Choose Assembly Type

The Choose Assembly Type dialog allows you to choose between several types of templated and/or de novo assemblies, along with an accuracy test for variant calls.

 

The image below shows only one version of this screen. Depending on your selection in the Choose Assembly Workflow screen, you may see a different subset of choices.

 

 

Choosing the assembly type (upper half of screen):

 

A subset of the following options available, depending on the workflow selected in the Choose Assembly Workflow screen. Note that options are described in alphabetical order and not in the order in which they appear in the wizard screen:

 

Assembly Type

Description

Reference based - normal

To assemble/align reads onto one or more reference sequences/templates. This type of assembly can include billions of reads and large eukaryotic genomes. The BAM-formatted assembly cannot be edited, but can be viewed and analyzed using a utility such as DNASTAR’s SeqMan Pro or GenVision Pro.

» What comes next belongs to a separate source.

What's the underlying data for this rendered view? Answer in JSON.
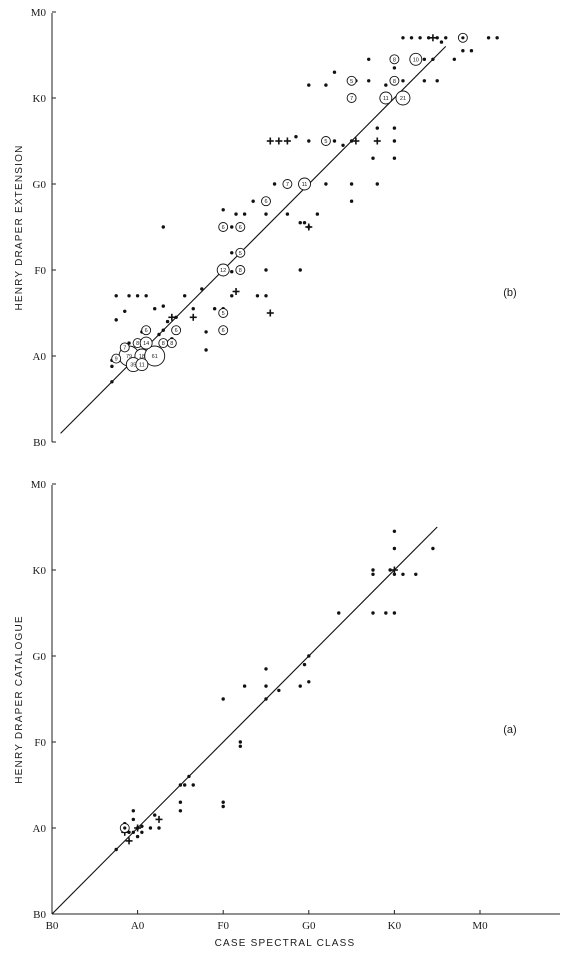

Reference based with host removal

To remove the DNA sequence of a specified host before assembling/aligning the remaining reads onto one or more reference sequences/templates.

 

Note: This option is only available if you chose Metagenomics/population assembly in the Choose Assembly Workflow wizard dialog.

De novo

To run a de novo (untemplated) assembly of up to 30 million sequence reads and up to a 50 Mbase total length for all contigs combined. The capacity is determined by the amount of available RAM.

 

When assembling a data set de novo, we recommend using paired end data if available. An exception is the de novo transcriptome assembly, which does not consider pairs.

 

Note: This option does not appear if you selected Exome and Gene Panel in the Choose Assembly Workflow wizard dialog.

De novo with host removal

To remove the DNA of a specified host before running a de novo (untemplated) assembly.

 

Note: This option is only available if you chose Metagenomics/population assembly in the Choose Assembly Workflow wizard dialog.

Reference guided with gap closure

To assemble/align reads onto one or more reference sequences/templates to identify structural variants. This option automates the assembly of indels using mate-pair data, and can include up to 10 million reads and up to a 100 Mbase genome. The SQD-formatted assembly can be edited at a later time using SeqMan Pro. For more information about this assembly type, see Reference-Guided Assembly with Gap Closure.

Reference guided - special

To assemble/align reads onto one or more reference sequences/templates. This workflow is most frequently used for extending off the ends of saved contig consensus sequences. This type of assembly can include up to 10 million reads and up to a 100 Mbase genome. It can be edited at a later time using a utility like SeqMan Pro.

 

Note: This selection was eliminated in SeqMan NGen 4.1, but was reintroduced has a heritage/legacy workflow for use only with the Whole Genome project type. We encourage you to use the normal templated or the reference-guided workflows whenever possible.

Variant calling accuracy test

To perform a reference SNP accuracy test. This option is only available if you selected Exome and Gene Panel in the Choose Assembly Workflow screen.

Sanger validation

To use Sanger reads to validate SNPs in Illumina assemblies, or to close gaps in genome workflows using both Sanger and Illumina reads. For more information about this assembly type, see Sanger Validation Workflow.

 

 

Specifying system settings (lower half of screen):

 

A “System information” section is provided in the lower half of the wizard screen. This section varies according to the selection above, but may display the amount of System memory available on your computer, as well as the current Temporary file location and the amount of Free space in that directory.

 

If you selected a templated or reference-guided assembly type in the upper part of the screen, you must designate a Temporary file location for the intermediate files produced during assembly by clicking the Browse button or by dragging and dropping the directory on the currently listed temporary file location. We recommend using an external hard drive as the temporary file location. SeqMan NGen will remember and use the temporary file location for future assemblies.

 

Click here for technical requirements – (local assemblies only) Click the link to open a DNASTAR web page describing technical requirements for different types of assemblies.

 

 

Tips regarding temporary files:

 

      Never save the assembly output files or temporary files directly to the desktop, as the many intermediate files and folders created during assembly may hamper or prevent further computer operations. However, files may be saved to a folder on the desktop.

 

      By default, most temporary files are deleted when the assembly is complete. Other files (e.g., [template_name].FasInfo.sqlite and [template_name].mer) may remain in the temporary file location in order to facilitate efficient reassembly of data in the future.

 

      You do not need to specify a temporary file location when following a de novo or special reference-guided workflow.

 

 

Once you are finished, click Next > to continue to the next wizard screen. SeqMan NGen will populate the rest of the wizard with appropriate default parameters for your assembly.